2)      ‘Urf fasid (salah), yaitu sesuatu yang telah saling kenal manusia, tetapi sesuatu itu bertentangan dengan syara’ atau menghalalkan yang haram dan membatalkan yang wajib, seperti saling mengerti manusia tentang beberapa perbuatan mungkar dalam upacara kelahiran anak dan dalam tempat kedukaan. Juga saling mengerti mereka tentang makna riba dan kontrak jadi.
·        Kedudukan ‘Urf
‘Urf (adat kebiasaan) yang benar, yaitu yang tidak menyalahi syara’, hendaknya menjadi bahan pertimbangan seseorang ahli ijtihad dalam melakukan ijtihadnya bagi seseorang hukum dalam mengeluarkan keputusan.
Alasan mengambil ‘Urf tersebut ialah:
a)      Syari’at Islam dalam mengadakan hukum juga memperhatikan kebiasaan (‘Urf) yang berlaku bagi bangsa Arab. Seperti syarat, “seimbang” (Kafa’ah) dalam perkawinan dan urutan-urutan perwalian dalam nikah dan perwarisan harta pustaka atas dasar ‘ashobah (pertalian dan susunan keluarga/ahli waris yang bukan penerima pembagian pasti)

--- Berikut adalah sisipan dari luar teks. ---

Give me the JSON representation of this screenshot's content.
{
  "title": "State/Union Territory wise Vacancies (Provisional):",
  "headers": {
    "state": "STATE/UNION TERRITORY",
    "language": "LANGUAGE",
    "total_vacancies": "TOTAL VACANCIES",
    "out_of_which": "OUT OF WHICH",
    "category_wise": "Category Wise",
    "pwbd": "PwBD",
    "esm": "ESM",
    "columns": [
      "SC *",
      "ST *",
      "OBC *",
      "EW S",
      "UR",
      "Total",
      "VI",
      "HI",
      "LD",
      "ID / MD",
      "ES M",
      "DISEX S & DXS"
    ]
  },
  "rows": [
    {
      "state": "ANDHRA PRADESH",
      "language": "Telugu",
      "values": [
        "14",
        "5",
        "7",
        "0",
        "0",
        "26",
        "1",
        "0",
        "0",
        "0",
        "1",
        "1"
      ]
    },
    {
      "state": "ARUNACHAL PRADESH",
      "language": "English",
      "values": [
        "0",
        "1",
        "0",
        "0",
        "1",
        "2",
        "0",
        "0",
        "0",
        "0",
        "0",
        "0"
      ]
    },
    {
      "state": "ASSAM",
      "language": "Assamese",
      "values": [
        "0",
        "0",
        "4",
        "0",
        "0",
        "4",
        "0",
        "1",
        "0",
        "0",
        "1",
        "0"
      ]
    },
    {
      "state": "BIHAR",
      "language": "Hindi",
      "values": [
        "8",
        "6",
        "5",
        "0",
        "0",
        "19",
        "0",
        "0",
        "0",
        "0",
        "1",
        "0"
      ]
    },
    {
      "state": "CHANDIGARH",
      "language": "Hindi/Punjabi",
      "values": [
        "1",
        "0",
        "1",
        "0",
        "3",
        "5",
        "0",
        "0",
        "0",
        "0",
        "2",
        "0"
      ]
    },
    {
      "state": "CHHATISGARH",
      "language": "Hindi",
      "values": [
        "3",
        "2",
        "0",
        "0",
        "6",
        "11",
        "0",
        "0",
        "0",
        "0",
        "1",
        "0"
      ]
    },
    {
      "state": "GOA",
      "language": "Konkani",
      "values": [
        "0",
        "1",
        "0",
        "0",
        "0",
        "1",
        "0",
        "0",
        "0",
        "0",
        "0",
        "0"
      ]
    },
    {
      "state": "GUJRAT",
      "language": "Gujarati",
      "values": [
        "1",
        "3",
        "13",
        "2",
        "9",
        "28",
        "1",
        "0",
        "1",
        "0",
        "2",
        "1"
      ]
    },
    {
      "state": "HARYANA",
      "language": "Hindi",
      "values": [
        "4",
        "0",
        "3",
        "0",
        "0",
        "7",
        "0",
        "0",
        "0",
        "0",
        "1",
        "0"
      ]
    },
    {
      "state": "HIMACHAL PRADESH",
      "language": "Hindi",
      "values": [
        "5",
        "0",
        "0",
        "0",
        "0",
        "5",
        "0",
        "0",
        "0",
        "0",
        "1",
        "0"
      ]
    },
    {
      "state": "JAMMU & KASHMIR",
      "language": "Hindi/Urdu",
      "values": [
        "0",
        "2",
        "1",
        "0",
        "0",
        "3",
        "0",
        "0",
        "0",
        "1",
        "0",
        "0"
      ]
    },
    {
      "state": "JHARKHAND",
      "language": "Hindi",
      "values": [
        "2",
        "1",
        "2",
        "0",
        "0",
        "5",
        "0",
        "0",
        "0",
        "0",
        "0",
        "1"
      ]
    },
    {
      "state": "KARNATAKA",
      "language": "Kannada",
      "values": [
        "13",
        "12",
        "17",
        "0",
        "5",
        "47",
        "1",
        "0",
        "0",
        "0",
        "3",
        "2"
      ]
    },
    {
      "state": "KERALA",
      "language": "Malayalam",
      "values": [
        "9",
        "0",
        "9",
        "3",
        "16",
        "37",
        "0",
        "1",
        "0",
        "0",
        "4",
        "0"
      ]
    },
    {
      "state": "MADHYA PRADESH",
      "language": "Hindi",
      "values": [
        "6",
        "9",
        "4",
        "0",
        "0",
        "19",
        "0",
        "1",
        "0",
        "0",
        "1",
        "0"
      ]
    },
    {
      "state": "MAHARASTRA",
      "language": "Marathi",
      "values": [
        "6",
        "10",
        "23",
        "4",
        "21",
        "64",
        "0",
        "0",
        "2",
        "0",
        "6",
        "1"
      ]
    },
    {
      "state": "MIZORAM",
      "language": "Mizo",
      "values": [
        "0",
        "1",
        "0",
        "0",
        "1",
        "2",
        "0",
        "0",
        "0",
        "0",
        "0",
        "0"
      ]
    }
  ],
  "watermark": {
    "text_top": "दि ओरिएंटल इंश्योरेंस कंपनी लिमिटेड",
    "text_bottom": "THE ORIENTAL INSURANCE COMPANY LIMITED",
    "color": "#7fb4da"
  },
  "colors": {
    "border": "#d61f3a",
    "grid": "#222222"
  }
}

b)      Apa yang dibiasakan orang, baik kata-kata maupun perbuatan, menjadi pedoman hidup mereka yang dibutuhkan.
‘Urf yang salah, yaitu yang berlawanan dengan syara’/berlawanan dengan hukum yang sudah jelas karena ada nashnya, maka tidak menjadi bahan pertimbangan seseorang mujtahid/seseorang hakim. Syari’at Islam tidak memperhatikan kebiasaan-kebiasaan bangsa Arab yang salah seperti perkawinan “maat” (yaitu perkawinan seorang laki-laki dengan seorang perempuan bekas isteri ayahnya yang meninggal), thawaf sekitar Ka’bah tanpa berpakaian.
Ada beberapa perjanjian/perikatan yang sudah dibiasakan orang seperti menggadaikan barang dengan syarat di penerima gadai dapat menggunakan barang tersebut, mengambil keuntungan tertentu dari modal kapital yang dijalankan orang lain, atau perjanjian asuransi. Bagaimana hukum perbuatan tersebut?
Sebagaimana ulama mengatakan bahwa kalau memang perjanjian/perikatan tersebut sudah dibiasakan orang dan memang dibutuhkan sekali, maka diperbolehkan dan termasuk dalam bidang pengecualian/kemurahan. Batas-batas dan lapangan-lapangan perjanjian/perikatan tersebut dapat ditetapkan ahli ijtihad berdasarkan penelitiaannya.

DAFTAR PUSTAKA

§         Bakkry, nazar, 1996, “Fiqh dan Ushul Fiqh” Jakarta: PT. Raja Grafindo Persada,
§         Hanafie, Achmad, 1989. “Ushul Fiqh”. Jakarta: Wijaya
§         Khallaf, Abdul Wahad, 1996, Kaidah-Kaidah Hukum Islam” Jakarta: PT Raja Grafindo Persada.